Extreme and total independence, vile and heartfelt. Sixteen years on and nothing can touch it. Exile in Guyville might easily be the best album ever, ever made (only Live Through This can come close). Not a wasted second, wrong note, or weak lyric to be found. Liz Phair invented so much of what was to come in the 90's with these songs, and completely shattered everything that came before. Mick who? Rolling Stones what? More punk than any band ever no matter how hard, fast, and short their three chords were. From the magical early years of Matador Records, these were the working blues of a twenty-something Midwestern girl intent on giving the world her side of Exile on Main Street. "Check out America- you're looking at it, babe."
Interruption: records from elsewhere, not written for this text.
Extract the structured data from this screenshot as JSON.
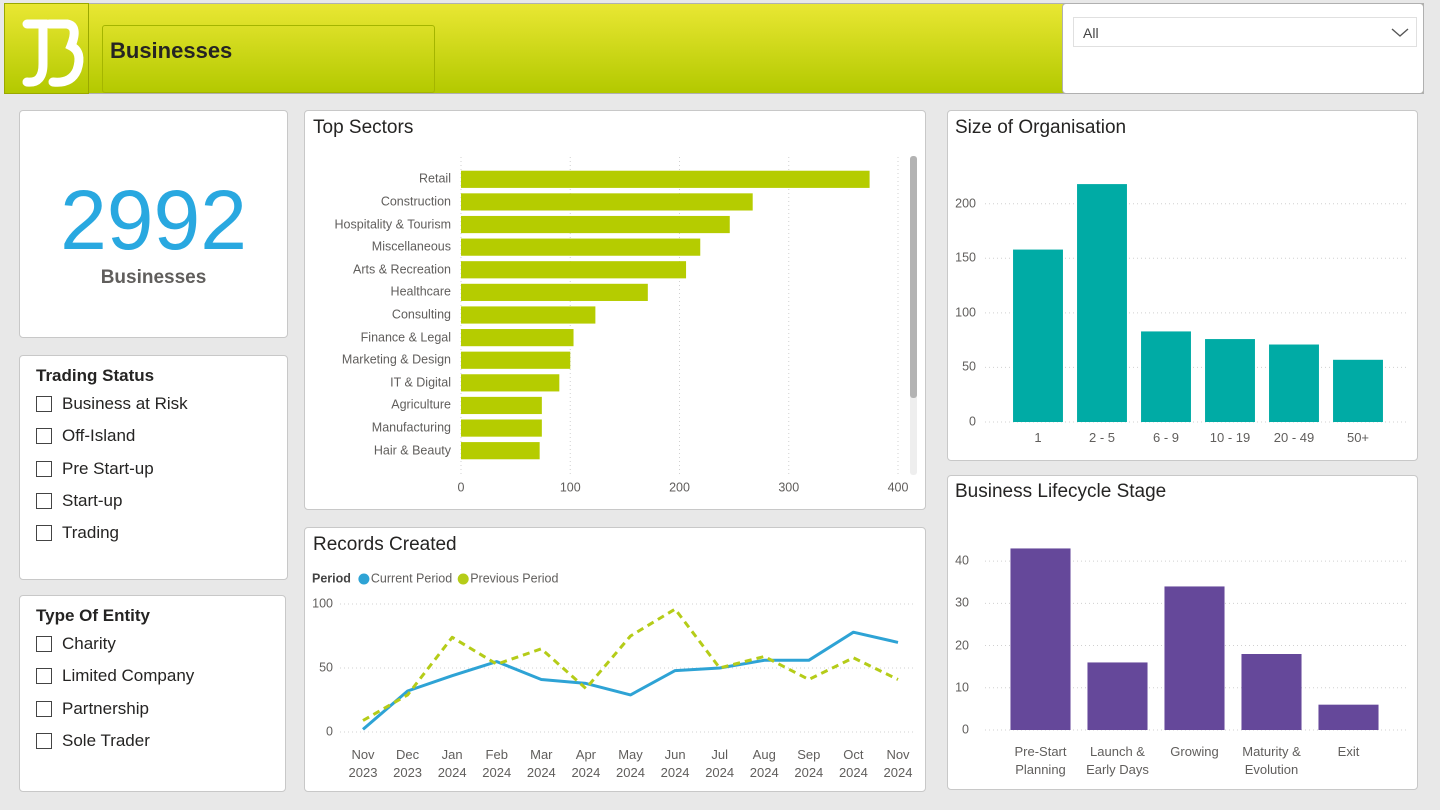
{
  "header": {
    "title": "Businesses",
    "filter_value": "All"
  },
  "kpi": {
    "value": 2992,
    "label": "Businesses"
  },
  "slicers": [
    {
      "title": "Trading Status",
      "items": [
        "Business at Risk",
        "Off-Island",
        "Pre Start-up",
        "Start-up",
        "Trading"
      ]
    },
    {
      "title": "Type Of Entity",
      "items": [
        "Charity",
        "Limited Company",
        "Partnership",
        "Sole Trader"
      ]
    }
  ],
  "chart_data": [
    {
      "type": "bar",
      "orientation": "horizontal",
      "title": "Top Sectors",
      "categories": [
        "Retail",
        "Construction",
        "Hospitality & Tourism",
        "Miscellaneous",
        "Arts & Recreation",
        "Healthcare",
        "Consulting",
        "Finance & Legal",
        "Marketing & Design",
        "IT & Digital",
        "Agriculture",
        "Manufacturing",
        "Hair & Beauty"
      ],
      "values": [
        374,
        267,
        246,
        219,
        206,
        171,
        123,
        103,
        100,
        90,
        74,
        74,
        72
      ],
      "color": "#b5cc00",
      "xlim": [
        0,
        400
      ],
      "xticks": [
        0,
        100,
        200,
        300,
        400
      ],
      "grid": true
    },
    {
      "type": "line",
      "title": "Records Created",
      "categories": [
        "Nov 2023",
        "Dec 2023",
        "Jan 2024",
        "Feb 2024",
        "Mar 2024",
        "Apr 2024",
        "May 2024",
        "Jun 2024",
        "Jul 2024",
        "Aug 2024",
        "Sep 2024",
        "Oct 2024",
        "Nov 2024"
      ],
      "legend_title": "Period",
      "legend": "top-left",
      "series": [
        {
          "name": "Current Period",
          "color": "#2ea3d5",
          "dashed": false,
          "values": [
            2,
            32,
            44,
            55,
            41,
            38,
            29,
            48,
            50,
            56,
            56,
            78,
            70
          ]
        },
        {
          "name": "Previous Period",
          "color": "#b5cc18",
          "dashed": true,
          "values": [
            9,
            29,
            74,
            53,
            65,
            34,
            75,
            96,
            50,
            59,
            41,
            58,
            41
          ]
        }
      ],
      "ylim": [
        0,
        100
      ],
      "yticks": [
        0,
        50,
        100
      ],
      "grid": true
    },
    {
      "type": "bar",
      "orientation": "vertical",
      "title": "Size of Organisation",
      "categories": [
        "1",
        "2 - 5",
        "6 - 9",
        "10 - 19",
        "20 - 49",
        "50+"
      ],
      "values": [
        158,
        218,
        83,
        76,
        71,
        57
      ],
      "color": "#00aba5",
      "ylim": [
        0,
        230
      ],
      "yticks": [
        0,
        50,
        100,
        150,
        200
      ],
      "grid": true
    },
    {
      "type": "bar",
      "orientation": "vertical",
      "title": "Business Lifecycle Stage",
      "categories": [
        "Pre-Start Planning",
        "Launch & Early Days",
        "Growing",
        "Maturity & Evolution",
        "Exit"
      ],
      "values": [
        43,
        16,
        34,
        18,
        6
      ],
      "color": "#65489a",
      "ylim": [
        0,
        45
      ],
      "yticks": [
        0,
        10,
        20,
        30,
        40
      ],
      "grid": true
    }
  ]
}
If Mesmerizing is my favorite song, Strange Loop and Dance of the Seven Veils are not very far behind. I know every word and they still come back to me no matter how much time passes. This was what I woke up to on my 18th birthday. It always seemed like a record only real adults could truly understand, and now I finally could. After this, Liz went on to make Whip-Smart which was more pop but darker and less direct. And of course when her moment in the Top 40 finally came in the summer of 2003 with the inescapable Why Can't I?, only Liz Phair would use it to bring the F-word (albeit bleeped out) to FM radio. Google the lyrics to H.W.C. from the same album for proof that she hadn't changed a bit. Gap ads and the like would follow and I am truly bummed that she hasn't put out anything else since 2005. I'm still waiting for an official release of the Girlysound demos.

Exile in Guyville
is over too soon and only gets better the more times I hear it. It seems to have a way of always coming back to me at just the right times. No innuendo, only truth. An avalanche of perfection, hard luck, and brute force. Mesmerizing to say the very least.